4.      Faciliter le développement d'un marché unique pour les applications d'IA légales, sûres et dignes de confiance et prévenir la fragmentation du marché.

Pour ce faire, la Commission européenne a adopté une approche mettant en balance d’une part, la nécessaire adoption d’exigences minimales afin de prévenir et encadrer les risques potentiels en matière d’IA, et d’autre part, la mise en place d’un cadre favorable à l’IA afin de ne pas contraindre ni empêcher le développement technologique et l’implémentation pratique de l’IA dans la vie quotidienne. 

Il est également à noter qu’en parallèle de ce projet de règlement, la Commission européenne a présenté un nouveau plan cordonné entre elle et les États membres sous formes d’un ensemble concret d’actions conjointes visant à :

·        Accélérer les investissements dans les technologies de l'IA pour favoriser une reprise économique et sociale résiliente, facilitée par l'adoption de nouvelles solutions numériques ;

·        Agir en mettant en œuvre intégralement et rapidement les stratégies et les programmes d’IA établis afin que l’UE tire pleinement parti des avantages liés au fait d’être le premier officiellement à adopter et réguler une technologie ;

·        Et enfin aligner les priorités politiques et les investissements en matière d’IA. 

Après avoir étudié le champ d’application de cette proposition de règlement (1), nous verrons les principales dispositions inclues dans ce règlement, à savoir la différenciation des règles applicables aux systèmes d’IA selon le risque qu’ils peuvent engendrer (2), les obligations légales différenciées selon les utilisations des systèmes d’IA (3), la gouvernance et les sanctions envisagées en cas de non-respect du règlement (4), et enfin les prochaines étapes du processus d’adoption de ce règlement (5).
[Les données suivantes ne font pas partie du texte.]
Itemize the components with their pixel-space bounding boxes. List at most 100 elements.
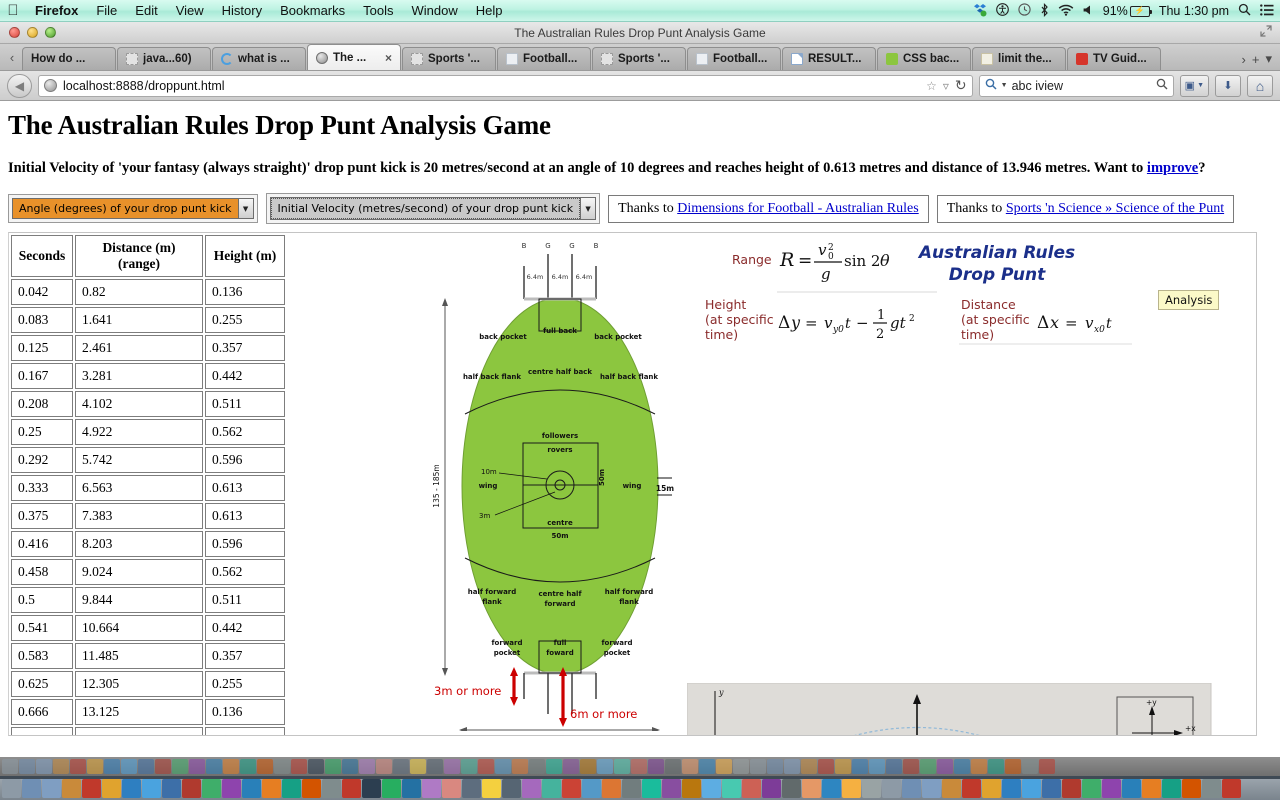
- dock-icon[interactable]: [202, 778, 221, 798]
- dock-icon[interactable]: [862, 778, 881, 798]
- home-button[interactable]: ⌂: [1247, 74, 1273, 97]
- dock-icon[interactable]: [1082, 778, 1101, 798]
- dock-icon[interactable]: [242, 778, 261, 798]
- dock-icon[interactable]: [762, 778, 781, 798]
- dock-icon[interactable]: [882, 778, 901, 798]
- dock-icon[interactable]: [262, 778, 281, 798]
- close-tab-icon[interactable]: ×: [385, 51, 392, 65]
- browser-tab-10[interactable]: CSS bac...: [877, 47, 971, 70]
- dock-icon[interactable]: [222, 778, 241, 798]
- address-bar[interactable]: localhost:8888 /droppunt.html ☆ ▿ ↻: [38, 74, 973, 97]
- dock-icon[interactable]: [42, 778, 61, 798]
- dock-icon[interactable]: [562, 778, 581, 798]
- chevron-down-icon[interactable]: ▼: [580, 198, 596, 219]
- dock-icon[interactable]: [642, 778, 661, 798]
- menu-item-file[interactable]: File: [87, 0, 126, 22]
- search-input-value[interactable]: abc iview: [1012, 79, 1063, 93]
- dock-icon[interactable]: [542, 778, 561, 798]
- dock-icon[interactable]: [622, 778, 641, 798]
- menu-item-help[interactable]: Help: [467, 0, 512, 22]
- dock-icon[interactable]: [462, 778, 481, 798]
- accessibility-icon[interactable]: [995, 3, 1009, 19]
- time-machine-icon[interactable]: [1018, 3, 1031, 19]
- dock-icon[interactable]: [382, 778, 401, 798]
- dock-icon[interactable]: [62, 778, 81, 798]
- dock-icon[interactable]: [162, 778, 181, 798]
- menu-item-tools[interactable]: Tools: [354, 0, 402, 22]
- close-window-button[interactable]: [9, 27, 20, 38]
- dimensions-football-link[interactable]: Dimensions for Football - Australian Rul…: [677, 201, 918, 216]
- dock-icon[interactable]: [842, 778, 861, 798]
- dock-icon[interactable]: [302, 778, 321, 798]
- search-engine-chevron[interactable]: ▼: [1001, 82, 1008, 89]
- browser-tab-5[interactable]: Sports '...: [402, 47, 496, 70]
- dock-icon[interactable]: [902, 778, 921, 798]
- dock-icon[interactable]: [1002, 778, 1021, 798]
- dock-icon[interactable]: [962, 778, 981, 798]
- dock-icon[interactable]: [362, 778, 381, 798]
- dock-icon[interactable]: [1182, 778, 1201, 798]
- dock-icon[interactable]: [742, 778, 761, 798]
- dock-icon[interactable]: [1062, 778, 1081, 798]
- minimize-window-button[interactable]: [27, 27, 38, 38]
- bookmark-star-icon[interactable]: ☆: [926, 79, 937, 93]
- battery-indicator[interactable]: 91% ⚡: [1103, 4, 1152, 18]
- dock-icon[interactable]: [662, 778, 681, 798]
- dock-row-icons[interactable]: [0, 776, 1280, 800]
- dock-icon[interactable]: [22, 778, 41, 798]
- browser-tab-3[interactable]: what is ...: [212, 47, 306, 70]
- velocity-select[interactable]: Initial Velocity (metres/second) of your…: [269, 197, 597, 220]
- chevron-down-icon[interactable]: ▼: [237, 199, 253, 218]
- dock-icon[interactable]: [1162, 778, 1181, 798]
- dock-icon[interactable]: [82, 778, 101, 798]
- dock-icon[interactable]: [822, 778, 841, 798]
- back-button[interactable]: ◀: [7, 73, 32, 98]
- list-all-tabs-button[interactable]: ▾: [1265, 51, 1272, 67]
- dock-icon[interactable]: [142, 778, 161, 798]
- dock-icon[interactable]: [1202, 778, 1221, 798]
- dock-icon[interactable]: [102, 778, 121, 798]
- notification-center-icon[interactable]: [1260, 3, 1274, 19]
- menu-item-firefox[interactable]: Firefox: [26, 0, 87, 22]
- dropbox-icon[interactable]: [973, 3, 987, 20]
- zoom-window-button[interactable]: [45, 27, 56, 38]
- menu-item-window[interactable]: Window: [403, 0, 467, 22]
- downloads-button[interactable]: ⬇: [1215, 74, 1241, 97]
- dock-icon[interactable]: [322, 778, 341, 798]
- dock-icon[interactable]: [1102, 778, 1121, 798]
- dock-icon[interactable]: [702, 778, 721, 798]
- menu-item-edit[interactable]: Edit: [126, 0, 166, 22]
- dock-icon[interactable]: [2, 778, 21, 798]
- bookmark-dropdown-icon[interactable]: ▿: [943, 79, 949, 93]
- dock-icon[interactable]: [1042, 778, 1061, 798]
- tab-scroll-right-button[interactable]: ›: [1242, 52, 1246, 67]
- menu-item-bookmarks[interactable]: Bookmarks: [271, 0, 354, 22]
- dock-icon[interactable]: [342, 778, 361, 798]
- dock-icon[interactable]: [1222, 778, 1241, 798]
- browser-tab-7[interactable]: Sports '...: [592, 47, 686, 70]
- dock-icon[interactable]: [422, 778, 441, 798]
- dock-icon[interactable]: [442, 778, 461, 798]
- bluetooth-icon[interactable]: [1040, 2, 1049, 20]
- search-submit-icon[interactable]: [1156, 78, 1168, 93]
- volume-icon[interactable]: [1083, 4, 1094, 19]
- tab-scroll-left-button[interactable]: ‹: [2, 44, 22, 70]
- wifi-icon[interactable]: [1058, 4, 1074, 19]
- search-bar[interactable]: ▼ abc iview: [978, 74, 1174, 97]
- menu-item-view[interactable]: View: [167, 0, 213, 22]
- fullscreen-icon[interactable]: [1260, 25, 1272, 40]
- dock-icon[interactable]: [402, 778, 421, 798]
- browser-tab-8[interactable]: Football...: [687, 47, 781, 70]
- browser-tab-1[interactable]: How do ...: [22, 47, 116, 70]
- browser-tab-6[interactable]: Football...: [497, 47, 591, 70]
- dock-icon[interactable]: [182, 778, 201, 798]
- browser-tab-active[interactable]: The ... ×: [307, 44, 401, 70]
- browser-tab-9[interactable]: RESULT...: [782, 47, 876, 70]
- dock-icon[interactable]: [722, 778, 741, 798]
- spotlight-search-icon[interactable]: [1238, 3, 1251, 19]
- dock-icon[interactable]: [582, 778, 601, 798]
- dock-icon[interactable]: [982, 778, 1001, 798]
- browser-tab-12[interactable]: TV Guid...: [1067, 47, 1161, 70]
- new-tab-button[interactable]: +: [1252, 52, 1260, 67]
- browser-tab-2[interactable]: java...60): [117, 47, 211, 70]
1/ Le champ d’application du règlement sur l’IA

Dans son projet de règlement, la Commission européenne définit tout d’abord l’objet même du Règlement, à savoir le système d’IA (p. 39) comme « un logiciel développé à l’aide d’une ou de plusieurs approches et techniques [énumérées à l’annexe 1 du Règlement] et qui peut, pour un ensemble donné d’objectifs définis par l’homme, générer des résultats tels que du contenu, des prédictions, des recommandations ou des décisions influençant les environnements avec lesquels ils interagissent ».

Bien que cette définition fasse probablement l'objet d'un examen attentif et d'une éventuelle modification, il est clair que la Commission souhaite proposer une définition relativement large en englobant non seulement les systèmes d'IA proposés en tant que produits logiciels autonomes, mais aussi les produits et services reposant directement ou indirectement sur des services d'IA.

L’annexe 1 à laquelle il est précédemment fait référence prévoit les techniques et approches conduisant à l’identification d’un logiciel en tant que système d’IA, et notamment les approches reposant sur le machine learning, les approches logiques et basées sur la connaissances, et enfin les approches statistiques.

Le règlement sur l'IA propose un large champ d'application réglementaire, couvrant tous les aspects du cycle de vie du développement, de la commercialisation et de l'utilisation des systèmes d'IA, s’appliquant ainsi :

·        Aux fournisseurs qui mettent sur le marché des systèmes d'IA ou qui mettent des systèmes d'IA en service, que ces fournisseurs soient établis dans l'UE ou dans un pays tiers ;

·        Aux utilisateurs de systèmes d'IA situés dans l'UE ;

·        Et aux fournisseurs et utilisateurs de systèmes d'IA qui sont situés dans un pays tiers, lorsque les données de sortie produites par le système sont utilisées dans l'UE.

Par conséquent, le règlement sur l'IA s'appliquera aux acteurs tant à l'intérieur qu'à l'extérieur de l'UE, dès lors que le système d'IA est mis sur le marché dans l'UE ou que son utilisation affecte des personnes situées dans l'UE.

2/ La différenciation des systèmes d’IA selon les risques engendrés

La Commission européenne a opté pour une approche différenciée selon les différents systèmes d’IA au regard des différents risques pouvant être engendrés par l’IA. Notons que cette approche est considérée comme totalement novatrice et comme la toute première du genre dans le monde en matière d’IA.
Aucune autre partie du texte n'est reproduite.